Auch der zweiten Mannschaft, Reist – von Gunten, gelang die Gipfelbesteigung. Die Nacht war wieder sehr kalt, aber der kommende 24. Mai war seit Wochen der schönste und windstillste Tag. Um 6.45 Uhr brachen sie auf, um 10 Uhr waren sie auf dem Vorgipfel und gönnten sich eine kurze Rast. Auf dem Verbindungsgrat zum Hauptgipfel, der mit seinen riesigen Wächten wenig vertrauensvoll aussah, stiessen sie auf die noch gute Spur, die Schmied und Marmet hinterlassen hatten. Auch am obersten Steilaufschwung konnten sie den Stufen ihrer Vorgänger folgen, und um 11 Uhr erreichten sie den Gipfel. Bei empfindlicher Kälte herrschte völlige Windstille. Zwei volle Stunden hielten sie Gipfelrast und legten die Sauerstoffmasken zeitweilig ab. Grosse Wolkenfelder segelten von Süden heran und verkündeten das baldige Anrücken des Monsuns. In bester Form und kürzester Zeit stiegen sie ab und erreichten nach zwei Stunden um 15 Uhr den fast tausend Meter tiefer gelegenen Südsattel.

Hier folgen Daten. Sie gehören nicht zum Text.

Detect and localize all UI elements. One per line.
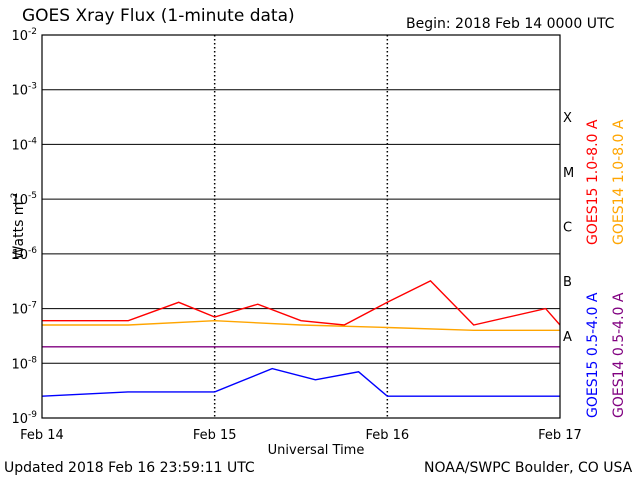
legend-goes15-short: GOES15 0.5-4.0 A: [585, 292, 601, 418]
plot-frame: [41, 34, 561, 419]
grid-lines: [42, 35, 560, 418]
y-tick-exponent: -2: [28, 27, 37, 37]
y-tick-label: 10-4: [11, 136, 37, 153]
y-tick-base: 10: [11, 138, 28, 153]
y-tick-base: 10: [11, 29, 28, 44]
y-tick-label: 10-6: [11, 246, 37, 263]
series-line-0: [42, 280, 561, 326]
flare-class-label: M: [563, 166, 574, 181]
x-tick-label: Feb 16: [365, 428, 409, 443]
x-tick-label: Feb 14: [20, 428, 64, 443]
y-tick-exponent: -9: [28, 410, 37, 420]
y-tick-exponent: -7: [28, 301, 37, 311]
x-tick-label: Feb 15: [193, 428, 237, 443]
y-tick-exponent: -4: [28, 136, 37, 146]
data-lines: [41, 280, 561, 397]
y-axis-label-text: Watts m: [11, 202, 27, 260]
y-tick-label: 10-2: [11, 27, 37, 44]
y-tick-label: 10-3: [11, 82, 37, 99]
legend-goes14-short: GOES14 0.5-4.0 A: [611, 292, 627, 418]
y-tick-exponent: -8: [28, 355, 37, 365]
x-tick-labels: Feb 14 Feb 15 Feb 16 Feb 17: [20, 428, 582, 443]
flare-class-label: C: [563, 221, 572, 236]
series-line-2: [41, 367, 560, 397]
begin-time-label: Begin: 2018 Feb 14 0000 UTC: [406, 16, 615, 32]
y-tick-base: 10: [11, 412, 28, 427]
y-tick-labels: 10-210-310-410-510-610-710-810-9: [11, 27, 37, 427]
y-axis-label: Watts m-2: [10, 193, 27, 260]
legend-goes14-long: GOES14 1.0-8.0 A: [611, 119, 627, 245]
flare-class-labels: X M C B A: [563, 111, 574, 345]
y-tick-label: 10-9: [11, 410, 37, 427]
x-axis-label: Universal Time: [268, 443, 365, 458]
credit-label: NOAA/SWPC Boulder, CO USA: [424, 460, 633, 476]
y-tick-base: 10: [11, 303, 28, 318]
flare-class-label: X: [563, 111, 572, 126]
y-tick-exponent: -6: [28, 246, 37, 256]
chart-title: GOES Xray Flux (1-minute data): [22, 6, 295, 26]
legend-goes15-long: GOES15 1.0-8.0 A: [585, 119, 601, 245]
y-tick-label: 10-7: [11, 301, 37, 318]
flare-class-label: B: [563, 275, 572, 290]
legend: GOES15 1.0-8.0 A GOES14 1.0-8.0 A GOES15…: [585, 119, 627, 418]
x-tick-label: Feb 17: [538, 428, 582, 443]
y-tick-base: 10: [11, 357, 28, 372]
y-tick-label: 10-5: [11, 191, 37, 208]
y-axis-label-superscript: -2: [10, 193, 20, 202]
updated-timestamp: Updated 2018 Feb 16 23:59:11 UTC: [4, 460, 255, 476]
y-tick-exponent: -3: [28, 82, 37, 92]
y-tick-base: 10: [11, 248, 28, 263]
y-tick-exponent: -5: [28, 191, 37, 201]
flare-class-label: A: [563, 330, 572, 345]
series-line-1: [42, 319, 560, 331]
y-tick-label: 10-8: [11, 355, 37, 372]
y-tick-base: 10: [11, 193, 28, 208]
y-tick-base: 10: [11, 84, 28, 99]
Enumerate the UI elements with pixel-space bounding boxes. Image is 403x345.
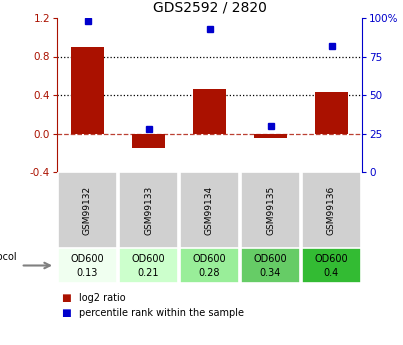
Text: 0.34: 0.34 [260,268,281,278]
Text: ■: ■ [61,293,71,303]
Text: 0.13: 0.13 [77,268,98,278]
Bar [71,47,104,134]
Text: OD600: OD600 [193,254,226,264]
Bar [254,134,287,138]
Text: ■: ■ [61,308,71,318]
Text: growth protocol: growth protocol [0,252,17,262]
Text: GSM99134: GSM99134 [205,186,214,235]
Bar [241,172,300,248]
Text: GSM99136: GSM99136 [327,185,336,235]
Bar [302,172,361,248]
Bar [119,248,178,283]
Bar [241,248,300,283]
Title: GDS2592 / 2820: GDS2592 / 2820 [153,0,266,14]
Text: OD600: OD600 [315,254,348,264]
Text: OD600: OD600 [253,254,287,264]
Text: 0.4: 0.4 [324,268,339,278]
Text: percentile rank within the sample: percentile rank within the sample [79,308,244,318]
Bar [132,134,165,148]
Text: OD600: OD600 [71,254,104,264]
Bar [302,248,361,283]
Bar [58,248,117,283]
Text: GSM99132: GSM99132 [83,186,92,235]
Text: GSM99133: GSM99133 [144,185,153,235]
Bar [58,172,117,248]
Bar [193,89,226,134]
Text: 0.21: 0.21 [138,268,159,278]
Text: log2 ratio: log2 ratio [79,293,126,303]
Bar [180,172,239,248]
Text: GSM99135: GSM99135 [266,185,275,235]
Text: 0.28: 0.28 [199,268,220,278]
Bar [180,248,239,283]
Bar [315,92,348,134]
Bar [119,172,178,248]
Text: OD600: OD600 [132,254,165,264]
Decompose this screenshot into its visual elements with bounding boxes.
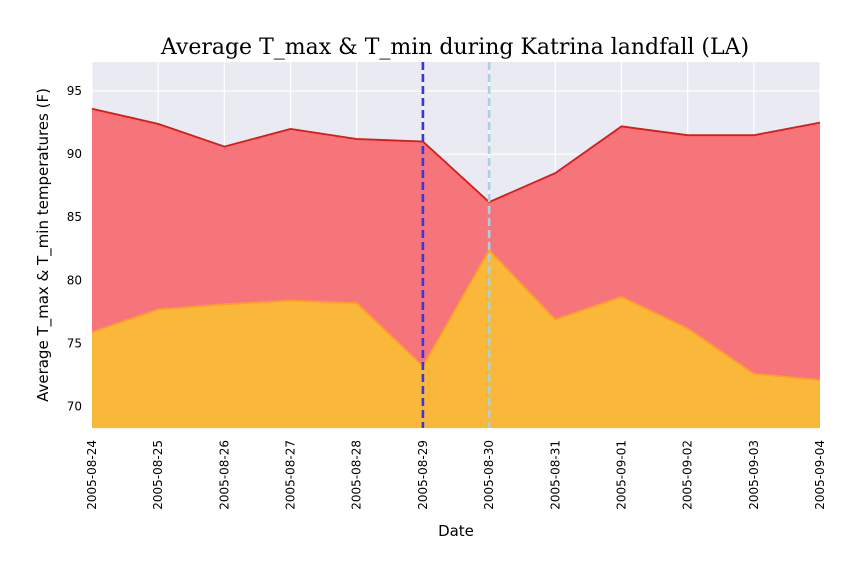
series-2-area — [92, 250, 820, 428]
x-ticks: 2005-08-24 2005-08-25 2005-08-26 2005-08-27… — [85, 440, 827, 510]
reference-lines — [421, 62, 491, 428]
chart-title: Average T_max & T_min during Katrina lan… — [160, 35, 749, 60]
x-tick-label: 2005-09-04 — [813, 440, 827, 510]
x-tick-label: 2005-09-03 — [747, 440, 761, 510]
x-tick-label: 2005-08-24 — [85, 440, 99, 510]
y-tick-label: 85 — [67, 210, 82, 224]
y-tick-label: 90 — [67, 147, 82, 161]
y-tick-label: 70 — [67, 400, 82, 414]
x-tick-label: 2005-08-26 — [217, 440, 231, 510]
series-1-line — [91, 107, 821, 204]
y-tick-label: 80 — [67, 273, 82, 287]
x-axis-label: Date — [438, 522, 474, 540]
x-tick-label: 2005-08-25 — [151, 440, 165, 510]
x-tick-label: 2005-08-30 — [482, 440, 496, 510]
x-tick-label: 2005-08-31 — [548, 440, 562, 510]
y-tick-label: 95 — [67, 84, 82, 98]
x-tick-label: 2005-09-01 — [614, 440, 628, 510]
x-tick-label: 2005-08-27 — [284, 440, 298, 510]
y-axis-label: Average T_max & T_min temperatures (F) — [34, 88, 53, 402]
y-ticks: 70 75 80 85 90 95 — [67, 84, 82, 414]
x-tick-label: 2005-08-29 — [416, 440, 430, 510]
y-tick-label: 75 — [67, 336, 82, 350]
x-tick-label: 2005-09-02 — [681, 440, 695, 510]
areas — [91, 107, 821, 429]
x-tick-label: 2005-08-28 — [350, 440, 364, 510]
series-2-line — [91, 248, 821, 381]
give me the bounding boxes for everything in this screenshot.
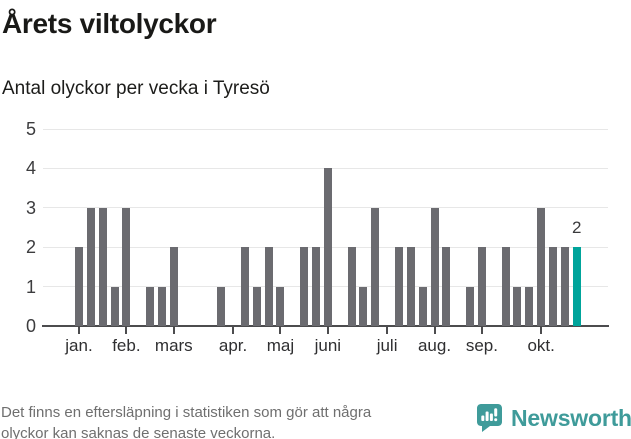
x-axis-tick-feb [125, 327, 128, 334]
bar-week-31 [430, 207, 439, 326]
bar-week-39 [525, 286, 534, 326]
y-axis-label-5: 5 [25, 119, 36, 139]
x-axis-tick-apr [232, 327, 235, 334]
bar-week-2 [86, 207, 95, 326]
bar-week-5 [122, 207, 131, 326]
bar-week-29 [406, 247, 415, 326]
y-axis-label-1: 1 [25, 276, 36, 297]
x-axis-tick-maj [279, 327, 282, 334]
x-axis-tick-mars [172, 327, 175, 334]
y-axis-label-4: 4 [25, 158, 36, 179]
x-axis-tick-juni [326, 327, 329, 334]
x-axis-tick-okt [540, 327, 543, 334]
bar-week-9 [169, 247, 178, 326]
bar-week-26 [371, 207, 380, 326]
bar-week-20 [300, 247, 309, 326]
last-bar-value-label: 2 [571, 218, 582, 238]
bar-week-41 [549, 247, 557, 326]
y-axis-label-0: 0 [25, 316, 36, 336]
x-axis-label-maj: maj [266, 336, 295, 355]
x-axis-line [42, 325, 609, 327]
bar-week-37 [501, 247, 510, 326]
bar-week-42 [560, 247, 569, 326]
bar-week-13 [217, 286, 226, 326]
bar-week-40 [537, 207, 546, 326]
x-axis-label-aug: aug. [417, 336, 452, 355]
x-axis-tick-sep [480, 327, 483, 334]
bar-week-22 [323, 168, 332, 326]
bar-week-3 [98, 207, 107, 326]
bar-week-30 [418, 286, 427, 326]
bar-week-24 [347, 247, 356, 326]
x-axis-label-juni: juni [314, 336, 342, 355]
x-axis-label-juli: juli [376, 336, 398, 355]
bar-week-25 [359, 286, 368, 326]
bar-week-4 [110, 286, 119, 326]
x-axis-tick-aug [433, 327, 436, 334]
bar-week-16 [252, 286, 261, 326]
bar-week-38 [513, 286, 522, 326]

Nach einigem Zögern verzichtete Eggler auf eine weitere Seilschaft zum Everest. Der Monsun war im Anzug, und ein Abstieg erwies sich als vorsichtiger und klüger. Luchsinger, Reiss, Müller und Leuthold stiegen noch zum Südsattel auf, dann trat die ganze Equipe den Abstieg zum Basislager an, wo alle am 29. Mai gesund eintrafen. Das grosse Abenteuer war damit zu Ende.
Abgesehen von den paar Krankheitsfällen während des Anmarsches, stand die Expedition unter einem guten Stern. Sie hatte ein seltenes Glück mit dem Wetter. Die guten Resultate verdankt sie aber vor allem der sorgfältigen Organisation, der tüchtigen Führung und nicht zuletzt dem guten Geist und Zusammenhalt der gesamten Mannschaft. Es war eine der erfolgreichsten Expeditionen in der Geschichte des Himalaya. Die Stiftung hat damit ein Programm zum glücklichen Abschluss gebracht, an dem sie fünf Jahre lang zäh gearbeitet hat.